また、ぜんぜん読んだことのない本について語るということを、読者が日常的に実行していることにも気付かされます。図書館や書店で、あるいはネット上で見かけた本に対して、タイトルや著者名やカバーデザインから、さまざまなイメージや印象をもちます。詳しい内容は分からないにしても、その書物がどんな位置関係にあるのかということに関しては敏感であり、その本が「面白そう」なのか、「ちょっと勘弁して」なのかを語り、読む本を選択しているわけです。

この本には、読書場面を含んだ小説がたくさん引用されています。例えば、グレアム・グリーンの『第三の男』で、主人公が有名な作家と間違えられて大勢のファンの前で読んだことのない「自著」について語る場面が面白い。これは映画のほうをよく覚えているので<聞><忘>ですが。

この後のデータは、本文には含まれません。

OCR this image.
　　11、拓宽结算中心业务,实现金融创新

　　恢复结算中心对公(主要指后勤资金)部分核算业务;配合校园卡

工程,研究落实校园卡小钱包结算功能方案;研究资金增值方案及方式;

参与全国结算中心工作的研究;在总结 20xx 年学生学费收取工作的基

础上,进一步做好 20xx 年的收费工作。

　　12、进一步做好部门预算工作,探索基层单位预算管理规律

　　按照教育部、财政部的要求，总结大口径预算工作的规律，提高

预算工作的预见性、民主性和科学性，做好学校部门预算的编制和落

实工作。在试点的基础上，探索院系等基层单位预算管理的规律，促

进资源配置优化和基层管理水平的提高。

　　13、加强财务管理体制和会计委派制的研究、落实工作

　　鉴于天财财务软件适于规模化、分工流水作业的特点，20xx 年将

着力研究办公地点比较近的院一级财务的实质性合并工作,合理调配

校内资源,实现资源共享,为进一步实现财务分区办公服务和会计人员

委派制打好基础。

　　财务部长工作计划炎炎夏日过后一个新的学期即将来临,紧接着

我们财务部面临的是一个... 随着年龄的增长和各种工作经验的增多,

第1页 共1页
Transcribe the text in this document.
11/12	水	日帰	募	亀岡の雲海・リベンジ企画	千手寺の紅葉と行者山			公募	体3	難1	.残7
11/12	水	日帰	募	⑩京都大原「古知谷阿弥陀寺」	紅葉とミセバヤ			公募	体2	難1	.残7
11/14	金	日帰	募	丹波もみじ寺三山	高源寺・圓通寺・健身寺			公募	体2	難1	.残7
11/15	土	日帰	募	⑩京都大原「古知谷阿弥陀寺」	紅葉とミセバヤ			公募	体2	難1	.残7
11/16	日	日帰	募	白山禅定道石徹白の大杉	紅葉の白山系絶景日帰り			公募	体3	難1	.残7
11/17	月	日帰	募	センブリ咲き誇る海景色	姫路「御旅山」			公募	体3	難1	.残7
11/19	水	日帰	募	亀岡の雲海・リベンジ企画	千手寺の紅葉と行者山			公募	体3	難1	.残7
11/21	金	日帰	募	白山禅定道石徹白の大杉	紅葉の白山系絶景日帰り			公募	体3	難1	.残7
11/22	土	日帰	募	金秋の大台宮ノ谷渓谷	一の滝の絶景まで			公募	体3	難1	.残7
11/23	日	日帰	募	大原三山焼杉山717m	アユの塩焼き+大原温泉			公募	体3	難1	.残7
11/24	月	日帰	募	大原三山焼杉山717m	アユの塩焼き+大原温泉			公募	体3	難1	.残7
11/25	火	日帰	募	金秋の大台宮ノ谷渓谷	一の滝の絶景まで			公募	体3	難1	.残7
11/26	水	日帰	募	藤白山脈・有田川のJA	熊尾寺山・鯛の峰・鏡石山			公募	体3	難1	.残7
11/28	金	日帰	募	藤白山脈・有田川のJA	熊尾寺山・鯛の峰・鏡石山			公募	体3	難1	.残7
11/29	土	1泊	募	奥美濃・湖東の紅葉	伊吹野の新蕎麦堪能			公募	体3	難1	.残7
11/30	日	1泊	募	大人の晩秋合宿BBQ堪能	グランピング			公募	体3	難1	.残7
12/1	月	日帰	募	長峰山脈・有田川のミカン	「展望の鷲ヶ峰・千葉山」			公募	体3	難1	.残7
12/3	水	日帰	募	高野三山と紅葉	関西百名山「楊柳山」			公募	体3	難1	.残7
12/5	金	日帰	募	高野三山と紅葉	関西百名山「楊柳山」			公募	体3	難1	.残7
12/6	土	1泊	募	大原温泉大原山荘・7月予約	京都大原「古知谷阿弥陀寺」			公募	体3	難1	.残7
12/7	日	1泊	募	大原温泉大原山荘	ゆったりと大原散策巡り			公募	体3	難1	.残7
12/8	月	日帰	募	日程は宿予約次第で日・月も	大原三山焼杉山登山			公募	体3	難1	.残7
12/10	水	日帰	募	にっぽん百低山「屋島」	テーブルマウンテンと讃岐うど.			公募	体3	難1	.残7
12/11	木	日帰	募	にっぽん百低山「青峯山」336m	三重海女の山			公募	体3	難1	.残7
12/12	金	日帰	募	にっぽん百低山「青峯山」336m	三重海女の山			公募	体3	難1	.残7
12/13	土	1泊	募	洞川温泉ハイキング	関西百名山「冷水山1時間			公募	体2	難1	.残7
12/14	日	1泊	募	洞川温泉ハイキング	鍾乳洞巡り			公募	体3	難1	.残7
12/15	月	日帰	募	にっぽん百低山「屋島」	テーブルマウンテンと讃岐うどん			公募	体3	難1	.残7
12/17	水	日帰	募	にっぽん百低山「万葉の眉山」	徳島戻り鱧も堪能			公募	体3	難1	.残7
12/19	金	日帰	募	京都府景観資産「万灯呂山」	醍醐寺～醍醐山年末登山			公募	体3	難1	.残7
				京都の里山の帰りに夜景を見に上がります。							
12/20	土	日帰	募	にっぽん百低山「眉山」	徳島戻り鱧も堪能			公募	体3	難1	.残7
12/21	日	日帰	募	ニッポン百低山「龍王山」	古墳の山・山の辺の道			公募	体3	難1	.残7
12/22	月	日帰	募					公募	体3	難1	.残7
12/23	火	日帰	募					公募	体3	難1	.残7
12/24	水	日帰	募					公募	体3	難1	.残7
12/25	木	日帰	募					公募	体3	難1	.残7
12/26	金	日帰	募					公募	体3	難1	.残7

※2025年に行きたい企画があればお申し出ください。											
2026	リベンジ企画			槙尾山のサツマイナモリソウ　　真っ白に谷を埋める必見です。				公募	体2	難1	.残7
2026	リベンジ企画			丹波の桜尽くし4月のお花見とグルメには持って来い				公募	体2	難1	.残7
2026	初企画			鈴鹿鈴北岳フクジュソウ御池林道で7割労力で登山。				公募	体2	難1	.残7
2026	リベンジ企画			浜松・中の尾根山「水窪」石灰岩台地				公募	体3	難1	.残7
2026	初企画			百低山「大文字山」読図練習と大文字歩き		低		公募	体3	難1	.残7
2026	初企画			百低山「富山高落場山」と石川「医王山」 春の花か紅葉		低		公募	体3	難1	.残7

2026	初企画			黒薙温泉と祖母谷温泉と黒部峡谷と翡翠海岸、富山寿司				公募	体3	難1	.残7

もっと面白いのが、デイヴィッド ロッジの『交換教授』『小さな世界』(両方とも<未>)での「屈辱」という名のゲーム。グループで、自分がまだ読んでいない有名な本を一冊づつ各人が挙げ、すでにそれを読んだほかの者一人につき一点獲得するというもので、要するに(大学社会ではとくに)このゲームで勝つためには、他人はみんな読んでいるのに自分は読んでいない本を見つけなければならないという意味での「屈辱」なのです。

漱石の『我輩は猫である』(これは数回は読んでいるが、やはり<忘>に入る)で、金縁眼鏡の美学者(迷亭)が吹く大ぼらの中ででっち上げた本の内容にも、実はいくばくかの真実が紛れ込んでいて、現実の書物と架空の書物との間の境界すら不確かなものであるといいます。筆者が紹介しているエーコの『薔薇の名前』の最後のシーンには、仕掛けとしての虚偽が紛れ込ませてあり、読者ごとに記憶の中で書物が書き換えられるという主張が実践されていました。

著者のピエール・バイヤールには『アクロイドを殺したのは誰か』というメタミステリがあるそうで、そのうち読んで見たいと思います。

この本を読んで読書という行為が極めて曖昧なものに感じられてしまいました。ですから、なんか腰砕けですが、本日をもって、[ブログ三周年・600冊達成・30000ヒット到達♪そうね、だいたいね♪記念日]ということにしておきます(笑)。